[LU-3522] sanity-benchmark test_iozone: "no space left on device" on ZFS Created: 27/Jun/13  Updated: 09/Oct/17  Resolved: 09/Oct/17

Status: Resolved
Project: Lustre
Component/s: None
Affects Version/s: Lustre 2.4.0, Lustre 2.4.1, Lustre 2.5.0, Lustre 2.8.0
Fix Version/s: Lustre 2.10.0

Type: Bug Priority: Critical
Reporter: Maloo Assignee: Nathaniel Clark
Resolution: Fixed Votes: 0
Labels: None
Environment:

server and client : lustre-master build# 1536 zfs


Issue Links:
Blocker
is blocked by LU-2049 add support for OBD_CONNECT_GRANT_PARAM Resolved
Duplicate
is duplicated by LU-3906 Failure on test suite parallel-scale ... Resolved
is duplicated by LU-4042 Failure on test suite replay-ost-sing... Resolved
Sub-Tasks:
Key
Summary
Type
Status
Assignee
LU-2049 add support for OBD_CONNECT_GRANT_PARAM Technical task Resolved Nathaniel Clark  
Severity: 3
Rank (Obsolete): 8858

 Description   

This issue was created by maloo for sarah <sarah@whamcloud.com>

This issue relates to the following test suite run: http://maloo.whamcloud.com/test_sets/903643c8-ddca-11e2-85a3-52540035b04c.
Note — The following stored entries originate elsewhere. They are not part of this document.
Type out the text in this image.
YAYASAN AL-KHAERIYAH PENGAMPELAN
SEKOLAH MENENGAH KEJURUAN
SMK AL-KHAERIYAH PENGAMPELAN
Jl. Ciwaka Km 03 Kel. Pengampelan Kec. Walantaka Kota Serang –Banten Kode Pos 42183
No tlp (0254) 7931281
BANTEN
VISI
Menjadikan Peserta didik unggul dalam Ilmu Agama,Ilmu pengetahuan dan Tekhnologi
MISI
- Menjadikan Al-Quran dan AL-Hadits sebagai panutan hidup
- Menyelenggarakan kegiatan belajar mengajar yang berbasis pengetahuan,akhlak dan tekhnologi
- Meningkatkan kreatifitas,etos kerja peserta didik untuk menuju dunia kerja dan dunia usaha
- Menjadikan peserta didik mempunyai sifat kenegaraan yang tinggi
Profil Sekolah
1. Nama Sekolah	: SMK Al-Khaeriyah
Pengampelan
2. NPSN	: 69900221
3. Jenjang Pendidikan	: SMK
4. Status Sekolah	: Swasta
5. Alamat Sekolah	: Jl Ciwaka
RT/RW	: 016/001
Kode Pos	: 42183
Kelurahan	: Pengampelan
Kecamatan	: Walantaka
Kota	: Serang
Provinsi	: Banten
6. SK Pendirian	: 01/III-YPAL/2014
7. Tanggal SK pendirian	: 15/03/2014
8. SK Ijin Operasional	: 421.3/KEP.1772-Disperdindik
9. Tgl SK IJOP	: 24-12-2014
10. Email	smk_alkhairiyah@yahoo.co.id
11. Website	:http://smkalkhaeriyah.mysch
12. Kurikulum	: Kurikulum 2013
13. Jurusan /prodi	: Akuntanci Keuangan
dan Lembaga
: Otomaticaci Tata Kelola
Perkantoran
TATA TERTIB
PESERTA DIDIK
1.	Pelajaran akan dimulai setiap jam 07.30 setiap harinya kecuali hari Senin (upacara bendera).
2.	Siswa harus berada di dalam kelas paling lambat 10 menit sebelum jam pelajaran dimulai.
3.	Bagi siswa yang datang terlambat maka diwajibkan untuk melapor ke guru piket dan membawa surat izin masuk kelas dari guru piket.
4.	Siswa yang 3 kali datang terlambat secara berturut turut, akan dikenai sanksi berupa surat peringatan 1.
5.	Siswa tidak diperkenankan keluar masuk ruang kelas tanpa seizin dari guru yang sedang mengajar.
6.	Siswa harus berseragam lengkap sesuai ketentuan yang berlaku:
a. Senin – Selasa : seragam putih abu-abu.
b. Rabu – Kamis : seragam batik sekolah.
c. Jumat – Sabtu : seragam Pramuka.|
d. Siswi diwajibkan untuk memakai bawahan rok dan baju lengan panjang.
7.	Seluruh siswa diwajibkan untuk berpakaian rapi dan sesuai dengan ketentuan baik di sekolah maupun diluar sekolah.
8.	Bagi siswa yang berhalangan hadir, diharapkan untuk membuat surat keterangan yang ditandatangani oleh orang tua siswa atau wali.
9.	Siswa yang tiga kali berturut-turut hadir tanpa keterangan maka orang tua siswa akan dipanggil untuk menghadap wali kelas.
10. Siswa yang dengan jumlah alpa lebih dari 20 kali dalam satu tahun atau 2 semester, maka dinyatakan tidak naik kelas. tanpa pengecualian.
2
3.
The sub-test test_iozone failed with the following error:

iozone (2) failed

test log shows:

Error writing block 7269, fd= 3
write: No space left on device

iozone: interrupted

exiting iozone

 sanity-benchmark test_iozone: @@@@@@ FAIL: iozone (2) failed 


 Comments   
Comment by Andreas Dilger [ 02/Jul/13 ]

Either it both the test script should be fixed to check the available space before starting, and stripe the file over all OSTs or create multiple output files.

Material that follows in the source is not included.